Throughout his remembrances, another tabloid-constructed idea is raised: that Harry isn’t all that bright. Though he struggles with the implication from his family and the papers, he also jokes about it with genuine ease. The book opens with an epigraph from William Faulkner: “The past is never dead. It isn’t even past.” Perhaps anticipating skepticism about his familiarity with literature of the American South, Harry admits pages later that he found it while browsing brainyquote.com. It wasn’t inevitable, but Harry is charming enough to live in the ambiguity his words occasionally prompt. He can joke about never having heard of Eat, Pray, Love until he started dating Meghan without undermining his real frustrations with his father and brother’s assumptions about his intelligence.
The weight of royal history does snake throughout the book’s narrative, but in marked contrast to King Charles III, Harry is nonplussed by the importance of his forebears. In one scene right after Prince Philip’s funeral in April 2021, the bookish father wanders a Windsor graveyard with his sons and launches “into a micro-lecture about this personage over here, that royal cousin over three, all the once-eminent dukes and duchesses, lords and ladies, currently residing beneath the lawn.” Harry, on the other hand, was given a ruler in history class to use as a cheat sheet because he couldn’t remember the order of the past monarchs.

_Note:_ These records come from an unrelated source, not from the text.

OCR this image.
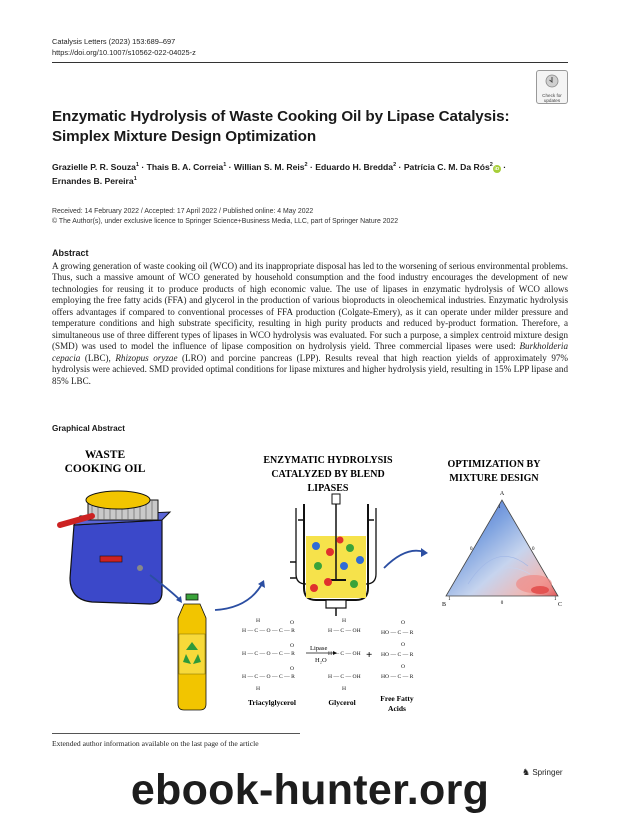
Catalysis Letters (2023) 153:689–697
https://doi.org/10.1007/s10562-022-04025-z
Check for
updates
Enzymatic Hydrolysis of Waste Cooking Oil by Lipase Catalysis: Simplex Mixture Design Optimization
Grazielle P. R. Souza$^1$ · Thais B. A. Correia$^1$ · Willian S. M. Reis$^2$ · Eduardo H. Bredda$^2$ · Patrícia C. M. Da Rós$^2$iD ·
Ernandes B. Pereira$^1$
Received: 14 February 2022 / Accepted: 17 April 2022 / Published online: 4 May 2022
© The Author(s), under exclusive licence to Springer Science+Business Media, LLC, part of Springer Nature 2022
Abstract
A growing generation of waste cooking oil (WCO) and its inappropriate disposal has led to the worsening of serious environmental problems. Thus, such a massive amount of WCO generated by household consumption and the food industry encourages the development of new technologies for reusing it to produce products of high economic value. The use of lipases in enzymatic hydrolysis of WCO allows employing the free fatty acids (FFA) and glycerol in the production of various bioproducts in oleochemical industries. Enzymatic hydrolysis offers advantages if compared to conventional processes of FFA production (Colgate-Emery), as it can operate under milder pressure and temperature conditions and high substrate specificity, resulting in high purity products and reduced by-product formation. Therefore, a simultaneous use of three different types of lipases in WCO hydrolysis was evaluated. For such a purpose, a simplex centroid mixture design (SMD) was used to model the influence of lipase composition on hydrolysis yield. Three commercial lipases were used: Burkholderia cepacia (LBC), Rhizopus oryzae (LRO) and porcine pancreas (LPP). Results reveal that high reaction yields of approximately 97% hydrolysis were achieved. SMD provided optimal conditions for lipase mixtures and higher hydrolysis yield, resulting in 15% LPP lipase and 85% LBC.
Graphical Abstract
WASTE
COOKING OIL
ENZYMATIC HYDROLYSIS
CATALYZED BY BLEND
LIPASES
OPTIMIZATION BY
MIXTURE DESIGN
A
B	C
0	0
0
1
1	1
H — C — O — C — R
H — C — O — C — R
H — C — O — C — R
H
H
O
O
O
Lipase
H₂O
H — C — OH
H — C — OH
H — C — OH
H
H
+
HO — C — R
HO — C — R
HO — C — R
O
O
O
Triacylglycerol	Glycerol	Free Fatty
Acids
Extended author information available on the last page of the article
♞ Springer
ebook-hunter.org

At times, there’s an understandable urge for the reader to chide Harry for his lack of appreciation of his birthright. But his sumptuous descriptions of the family’s castles and grounds show that he has plenty of admiration for historic finery and its beauty. Still, as a person who is not overawed by art for its own sake or traditional aristocratic hobbies, unlike most other members of his family, Harry becomes an ideal vessel for the values that lie underneath the royal performance. “Being a Windsor meant working out which truths were timeless, and then banishing them from your mind,” he writes as a means of explaining why he was never too concerned with his place in the line of succession. “It meant absorbing the basic parameters of one’s identity, knowing by instinct who you were, which was forever a byproduct of who you weren’t.”